Özgüven Eksikliğinin Sosyal Hayatta Dışavurumu

İnsan doğumundan ölümüne kadar macera dolu bir yolculuğa çıkar. Hem kendisiyle bir mücadeledir bu, tekamülünü sağlayan hem çevresiyle bir savaştır.

Kimi insanlar yaşadıkları olumsuz olaylar karşısında yaşam enerjilerini kaybetmekte ve kendilerine olan güvenlerini yitirmektedir. Bu içsesin insana “boş ver, uğraşma, nasıl olsa başaramazsın” demesidir.

İnsanın karşılaştığı olaylar geçmiş yaşantılarına, kültürüne, edindiği bilgi birikimine göre çözülmesi kolay veya zor olaylar olarak iç dünyasında ayrışırlar. Yeterli ve gerekli donanıma sahip bireyler, her yeni durum için farklı bir çözüm üretebilir. Kendini çaresiz ya da umutsuz hissetmez. Fakat daha küçük yaşlarından itibaren değersizlikle karşılaşmış, fikri sorulmamış, düşüncesine danışılmamış bireyler çözüm üretmek de yetersiz kalırlar.

Böyle insanları hiç konuşmasalar dahi jest ve mimiklerinden tanıyabilirsiniz. Elleri bağlı otururlar, başları öne eğiktir, göz teması kurmaktan kaçınırlar, konuşmaları kesik kesiktir, yüzlerinde hep bir reddedilme korkusu gözlenir vs…

Oysa başarısız olmak, reddedilmek veya herhangi bir konuda yetersiz kalmak, her bireyin başına gelebilecek olağan durumlardır. Fakat özgüven sorunu yaşayan bireyler bu durumu diğerlerine göre daha derin ve dramatik yaşarlar. Sorunun kaynağına inmeden kendilerini suçlama yoluna giderler. Bunu kendi yeteneksizlikleri olarak kabullenmeye meyillidirler. Böylece şanslarını farklı alanlarda denemek yerine iç dünyalarına döner ve mutsuzluk için bir dayanak oluştururlar. Bu onların başarılı olabilecekleri değişik durumlar için hayatları boyunca dezavantaj oluşturur.
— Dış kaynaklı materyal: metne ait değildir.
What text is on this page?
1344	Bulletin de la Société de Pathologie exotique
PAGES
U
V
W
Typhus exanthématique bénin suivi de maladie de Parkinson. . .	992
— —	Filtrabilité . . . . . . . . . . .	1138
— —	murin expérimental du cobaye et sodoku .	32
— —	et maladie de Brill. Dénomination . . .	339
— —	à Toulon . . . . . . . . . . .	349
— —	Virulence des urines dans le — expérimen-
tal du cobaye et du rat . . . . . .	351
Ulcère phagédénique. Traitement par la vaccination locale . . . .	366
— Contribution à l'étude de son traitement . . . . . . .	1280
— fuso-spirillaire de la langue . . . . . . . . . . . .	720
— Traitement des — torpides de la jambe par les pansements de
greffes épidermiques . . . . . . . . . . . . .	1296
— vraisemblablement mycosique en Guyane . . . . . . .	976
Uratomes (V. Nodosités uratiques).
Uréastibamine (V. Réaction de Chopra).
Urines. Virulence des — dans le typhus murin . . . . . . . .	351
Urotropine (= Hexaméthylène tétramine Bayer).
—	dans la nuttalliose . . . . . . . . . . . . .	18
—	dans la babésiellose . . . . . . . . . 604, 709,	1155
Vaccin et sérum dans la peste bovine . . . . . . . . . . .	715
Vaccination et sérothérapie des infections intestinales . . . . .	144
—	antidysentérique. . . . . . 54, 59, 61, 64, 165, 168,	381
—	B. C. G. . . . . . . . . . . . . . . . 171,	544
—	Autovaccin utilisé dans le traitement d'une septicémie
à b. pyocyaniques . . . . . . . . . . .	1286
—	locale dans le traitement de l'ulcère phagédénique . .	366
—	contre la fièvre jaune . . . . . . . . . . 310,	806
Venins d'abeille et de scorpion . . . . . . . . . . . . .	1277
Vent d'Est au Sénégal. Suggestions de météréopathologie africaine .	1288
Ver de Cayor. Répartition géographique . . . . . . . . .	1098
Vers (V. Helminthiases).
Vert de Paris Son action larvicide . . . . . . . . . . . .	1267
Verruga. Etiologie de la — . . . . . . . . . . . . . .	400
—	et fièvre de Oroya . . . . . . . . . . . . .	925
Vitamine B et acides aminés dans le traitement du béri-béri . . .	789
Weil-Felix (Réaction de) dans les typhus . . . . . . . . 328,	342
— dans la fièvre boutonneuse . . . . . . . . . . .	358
Peki, özgüven eksikliğinin giderilmesi mümkün müdür? Elbette, birkaç farklı çalışmayla bu sorunun üstesinden gelinebilir.

Sorunun çözümü için ilk adım bireyin özgüven eksikliği yaşadığını kabul etmesi ve bunu çözmek istemesidir.

Daha sonra birey kendi kendine olumlama çalışmaları yapmalı, pişmanlıklarını, hatalarını, kusurlarını kabul edip affetmeli ve pozitif yanlarını güçlendirmelidir.

Daha sık sosyal ortamlara girip bu ortamlarda insan iletişimlerini gözlemleyip iletişim becerilerini güçlendirmelidir.

Kitap, gazete, dergi gibi yazınsal basını takip etmelidir.

Aynanın karşısına geçip seçtiği her hangi bir konu hakkında 5 – 10 dakikalık kısa konuşmalar yapmalıdır.

Kendisine negatif yaklaşan insan ve insan topluluklarından uzaklaşmalıdır.

Hayır, demeyi öğrenmeli, dışlanmaktan korkmamalıdır.

Yaşadığı olumsuz olayları bir daha yaşamayacağını bilerek sevgiyle geçmişe teslim etmelidir.
Çocuklar ve hayvanlarla da etkileşimini arttırmalıdır, koşulsuz ve saf sevginin gücünü görmesine neden olacaktır.

Her gün hiç tanımadığı birkaç kişiyle “merhaba, iyi akşamlar ya da saat kaç?” gibi sözcüklerle iletişim kurmalıdır.

Başarı öyküleri ve liderlerin yaşamlarıyla ilgili bilgiler edinmelidir.

Konuşurken beden dilini etkin kullanabilmelidir.

İmkan varsa mutlaka ana dili dışında yabancı dil eğitimi almalıdır.

Dış görüşünün özenli ve temiz olunmasına dikkat etmelidir.

Sözünü ettiğimiz durumlar gerçekleştiğinde birey kendini kabullenmeye, sevmeye ve değerli hissetmeye başlar. Bu onun halihazırdaki yaşamı ve gelecekteki hayatı ve planları için iyi bir ön hazırlık olacaktır.

Özgüven, bireyin başarı yolunda sahip olması gereken en önemli unsurdur. Konuya keskin bir nokta koymak gerekirse “gerçekten ne istediğini bilen ve bunun için çaba gösteren insanın önünden bütün evren çekilir ve ona yol açar.